Die Geschworenen plädierten lediglich auf absichtliche schwere Körperverletzung - Die Staatsanwältin zeigte sich "fassungslos".
Eine überraschende Wende hat am Montag der Prozess gegen einen 44-jährigen Frühpensionisten wegen versuchten Mordes an seiner Mutter am Innsbrucker Landesgericht genommen. Richter Andreas Maier setzte das Urteil der Laienrichter wegen Irrtums aus. Sieben von acht Geschworenen befanden den Angeklagten lediglich der absichtlichen schweren Körperverletzung für schuldig.
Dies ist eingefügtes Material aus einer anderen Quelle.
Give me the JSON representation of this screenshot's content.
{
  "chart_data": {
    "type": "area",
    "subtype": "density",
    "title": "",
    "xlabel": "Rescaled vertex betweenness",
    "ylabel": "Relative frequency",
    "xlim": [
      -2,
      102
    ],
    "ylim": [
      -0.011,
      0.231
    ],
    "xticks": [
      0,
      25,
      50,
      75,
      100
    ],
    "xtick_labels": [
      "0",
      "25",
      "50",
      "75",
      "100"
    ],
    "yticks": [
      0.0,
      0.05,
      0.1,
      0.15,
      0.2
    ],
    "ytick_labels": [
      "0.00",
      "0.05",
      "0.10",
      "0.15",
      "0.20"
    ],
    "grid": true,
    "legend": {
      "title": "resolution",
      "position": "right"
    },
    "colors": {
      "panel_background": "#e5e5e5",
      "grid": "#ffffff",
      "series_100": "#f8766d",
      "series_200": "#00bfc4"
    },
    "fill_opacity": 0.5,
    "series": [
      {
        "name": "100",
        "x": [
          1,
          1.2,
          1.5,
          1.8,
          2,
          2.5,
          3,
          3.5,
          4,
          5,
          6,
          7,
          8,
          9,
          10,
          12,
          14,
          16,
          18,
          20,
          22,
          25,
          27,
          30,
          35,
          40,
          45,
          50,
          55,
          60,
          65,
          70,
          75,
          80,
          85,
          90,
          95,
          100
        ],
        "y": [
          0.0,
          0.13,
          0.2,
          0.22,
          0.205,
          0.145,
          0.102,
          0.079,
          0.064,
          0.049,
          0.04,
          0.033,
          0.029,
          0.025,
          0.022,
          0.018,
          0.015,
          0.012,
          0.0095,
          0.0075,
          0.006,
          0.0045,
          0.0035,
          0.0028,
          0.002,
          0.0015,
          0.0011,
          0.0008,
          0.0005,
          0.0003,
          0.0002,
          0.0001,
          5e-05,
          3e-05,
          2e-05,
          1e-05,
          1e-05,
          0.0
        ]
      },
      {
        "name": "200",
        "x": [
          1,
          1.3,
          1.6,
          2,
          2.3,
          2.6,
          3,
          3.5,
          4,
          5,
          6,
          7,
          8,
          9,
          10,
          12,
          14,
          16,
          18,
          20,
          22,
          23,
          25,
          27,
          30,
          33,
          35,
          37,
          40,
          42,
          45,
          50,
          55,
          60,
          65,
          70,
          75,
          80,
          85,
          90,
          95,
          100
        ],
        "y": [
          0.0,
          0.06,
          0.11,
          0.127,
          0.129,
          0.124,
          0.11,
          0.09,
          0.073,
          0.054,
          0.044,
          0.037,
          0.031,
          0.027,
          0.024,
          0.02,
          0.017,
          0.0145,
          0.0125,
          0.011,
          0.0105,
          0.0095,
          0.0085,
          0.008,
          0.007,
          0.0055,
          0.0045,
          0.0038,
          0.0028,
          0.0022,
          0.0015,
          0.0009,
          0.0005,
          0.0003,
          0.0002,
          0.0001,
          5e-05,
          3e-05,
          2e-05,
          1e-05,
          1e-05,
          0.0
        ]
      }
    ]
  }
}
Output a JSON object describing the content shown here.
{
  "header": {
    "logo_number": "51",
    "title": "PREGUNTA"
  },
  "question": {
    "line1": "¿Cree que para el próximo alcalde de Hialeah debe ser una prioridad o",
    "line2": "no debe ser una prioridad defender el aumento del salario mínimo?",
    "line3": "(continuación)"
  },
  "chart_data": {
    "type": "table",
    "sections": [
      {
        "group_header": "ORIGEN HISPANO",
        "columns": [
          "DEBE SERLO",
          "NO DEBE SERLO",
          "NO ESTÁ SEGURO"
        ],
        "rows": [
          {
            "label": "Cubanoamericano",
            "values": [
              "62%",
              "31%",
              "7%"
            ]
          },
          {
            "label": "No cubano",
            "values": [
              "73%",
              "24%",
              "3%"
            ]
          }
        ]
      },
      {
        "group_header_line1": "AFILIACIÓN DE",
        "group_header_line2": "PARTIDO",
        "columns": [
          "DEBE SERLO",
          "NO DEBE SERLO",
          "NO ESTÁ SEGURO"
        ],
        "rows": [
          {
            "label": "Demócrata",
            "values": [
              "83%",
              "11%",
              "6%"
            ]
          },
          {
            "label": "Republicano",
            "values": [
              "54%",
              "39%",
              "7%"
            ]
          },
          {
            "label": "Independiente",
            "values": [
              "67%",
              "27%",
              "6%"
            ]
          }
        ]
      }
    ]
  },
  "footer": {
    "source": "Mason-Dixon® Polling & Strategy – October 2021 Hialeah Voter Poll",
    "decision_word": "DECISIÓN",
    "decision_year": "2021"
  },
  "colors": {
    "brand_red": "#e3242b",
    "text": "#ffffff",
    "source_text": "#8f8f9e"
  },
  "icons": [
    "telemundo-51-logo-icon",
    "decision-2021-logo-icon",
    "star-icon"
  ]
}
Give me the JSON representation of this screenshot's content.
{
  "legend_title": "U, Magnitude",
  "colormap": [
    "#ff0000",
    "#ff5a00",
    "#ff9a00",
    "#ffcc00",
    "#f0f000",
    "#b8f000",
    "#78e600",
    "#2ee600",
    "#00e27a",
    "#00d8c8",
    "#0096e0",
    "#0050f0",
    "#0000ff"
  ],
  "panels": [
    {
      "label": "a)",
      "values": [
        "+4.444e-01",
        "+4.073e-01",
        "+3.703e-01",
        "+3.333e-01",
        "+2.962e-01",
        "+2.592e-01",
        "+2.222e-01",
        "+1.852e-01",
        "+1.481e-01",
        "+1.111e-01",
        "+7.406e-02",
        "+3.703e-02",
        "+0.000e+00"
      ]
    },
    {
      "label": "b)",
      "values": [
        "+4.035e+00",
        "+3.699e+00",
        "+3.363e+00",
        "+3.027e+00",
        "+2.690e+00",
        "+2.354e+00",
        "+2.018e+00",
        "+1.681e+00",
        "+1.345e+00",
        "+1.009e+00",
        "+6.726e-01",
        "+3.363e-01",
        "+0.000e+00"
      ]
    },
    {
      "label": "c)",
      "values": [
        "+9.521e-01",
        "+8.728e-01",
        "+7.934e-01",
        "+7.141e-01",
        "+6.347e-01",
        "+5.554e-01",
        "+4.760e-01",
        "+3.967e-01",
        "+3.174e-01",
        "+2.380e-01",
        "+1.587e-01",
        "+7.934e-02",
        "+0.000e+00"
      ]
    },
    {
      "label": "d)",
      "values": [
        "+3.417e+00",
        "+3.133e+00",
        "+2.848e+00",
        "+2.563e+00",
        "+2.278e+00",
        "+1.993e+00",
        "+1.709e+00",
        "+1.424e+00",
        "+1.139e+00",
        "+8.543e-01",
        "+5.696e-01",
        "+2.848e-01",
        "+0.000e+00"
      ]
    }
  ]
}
Die Staatsanwältin sagte nach der Urteilsverkündung sie sei "fassungslos".
Mildes Urteil
Mit dem milden Urteilsspruch wird sich nun der
Oberste Gerichtshof befassen müssen. Staatsanwältin Christine Brucker hatte
darauf plädiert, den einschlägig vorbestraften Angeklagten wegen versuchten
Mordes zu verurteilen. Der Strafrahmen für diese Tat bewegt sich zwischen
zehn Jahren und lebenslänglich. Bei einem Schuldspruch wegen absichtlicher
schwerer Körperverletzung drohen dem Verurteilten laut Staatsanwaltschaft
nur zwischen ein bis fünf Jahre Gefängnis.
Mit Glück überlebt
Laut Brucker sei es nur ein Zufall
gewesen, dass das 67-jährige Opfer die mit schweren Bergstiefeln
ausgeführten Tritte ihres Sohnes überlebt hatte. Der Angeklagte habe "mit
dem bedingten Vorsatz zu töten äußerst massiv und wuchtig" auf den Kopf
seiner am Boden liegenden Mutter eingetreten. Die Verletzungen, die die
"körperlich unterlegene, wehrlose Frau" davon getragen habe, seien laut
einem medizinischen Sachverständigen mit denen von Verkehrsunfallopfern
vergleichbar, gab die Staatsanwältin an.
Angeklagter für zurechnungsfähig erklärt
Die
Verteidigerin des einschlägigig vorbestraften Frühpensionisten, Julia Lang,
hatte sich für einen Freispruch ihres Mandanten ausgesprochen. Der Übergriff
auf seine Mutter habe im Affekt statt gefunden, sagte sie. Er sei nicht mehr
in der Lage gewesen seine Handlungen zu kontrollieren. Außerdem müsse man
die beim Angeklagten diagnostizierte Schizophrenie und seine Alkoholisierung
zum Tatzeitpunkt berücksichtigen. Der Entladung des 44-jährigen seien
"jahrelange seelische Grausamkeiten" von seiner Mutter vorausgegangen. Ein
psychologischer Sachverständiger hatte den Tiroler bei der Verhandlung am
Montag für zurechnungsfähig erklärt.
"Ich habe sie derschlagen"
Nach dem Übergriff auf die
67-jährige Frau im März letzten Jahres hatte sich der Angeklagte der Polizei
gestellt. Auf der Dienststelle hatte er seine Kleider ausgezogen und die Tat
mit den Worten gestanden: "Ich hab sie derschlagen. Sperrts mi ein. I sag
nix, i will nach Stein." Die Mutter befand sich laut Anklageschrift in
Lebensgefahr. Sie lebt heute in einem Altersheim im Zillertal.